Saturday, Oct 26, 2019

Location: Redstone Theater

Followed by a conversation with filmmaker Mikael Kristersson and researcher and filmmaker Erin Espelie

Dir. Mikael Kristersson. 2008, 101 mins. DCP. The most personal of all of Mikael Kristersson’s films opens with an impressive, roving, one-take exploration of what will soon be the complete world of the film: Kristersson’s own backyard in Falsterbo, Sweden. Shot over the course of ten years and throughout the various seasons, Light Year is about how time feels, and what it means in a natural environment. Like Kestrel’s Eye and Pica Pica, there is an emphasis on the birds that inhabit the environment. But here, the avian subjects are varied and surrounded by a larger variety of creatures including insects, cats, and of course humans. The result, most evident in the layered audio, is one that is thrillingly active and alive, moving and breathing, and most of all, simply being.

About the speakers

Mikael Kristersson is an award-winning filmmaker, director, and conservationist. Kristersson grew up on a historic farm in Falsterbo, Sweden, located a few hundred meters from world-famous Falsterbo Bird Observatory. Fascinated by the globally unique phenomenon in Falsterbo of millions of birds migrating from Northern Europe to Africa and back again, Kristersson’s artistic career has been accompanied by a lifelong dedication to environmental stewardship. His first theatrically released feature film Pica Pica (1987) achieved great success with critics and audiences and was named “Surprise of the Year” at the festival Cinema du Réel in Paris. Kristersson’s second feature film, the prizewinning and critically-acclaimed Kestrel’s Eye (1998), was seen by over a million cinema and television viewers, and invited to some thirty festivals worldwide. Among other awards, Kestrel’s Eye received the premiere prize for documentary at the Munich, Marseilles, and at Nordisk Panorama film festivals. Kristersson’s third feature film Light Year (2008) was named “Best Swedish Film of the Year, All Categories” by Sydsvenskan’s critic Jan Aghed, was Sweden’s nomination for the Nordic Council Film Prize 2009, and won the first prize at the science festival Mostra de Ciencia e Cinema in Spain in the same year.

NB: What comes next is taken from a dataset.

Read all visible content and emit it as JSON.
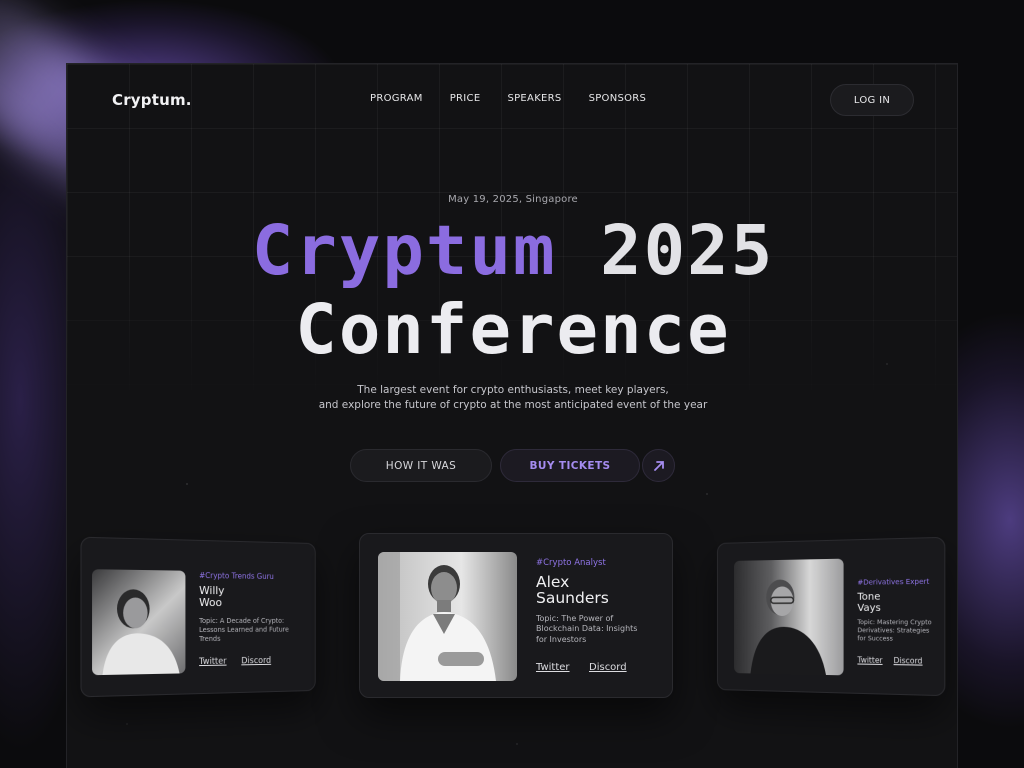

Erin Espelie is a filmmaker, writer, researcher, and editor, whose science-based experimental and poetic documentaries have shown at the New York Film Festival, the International Film Festival Rotterdam, the British Film Institute’s Experimenta, CPH:DOX, the Copernicus Science Center in Warsaw, the San Francisco Museum of Modern Art, and more. She currently serves as Editor in Chief of Natural History magazine, and works at the University of Colorado Boulder as an assistant professor in Cinema Studies & Critical Media Practices and co-director of NEST (Nature, Environment, Science & Technology) Studio for the Arts.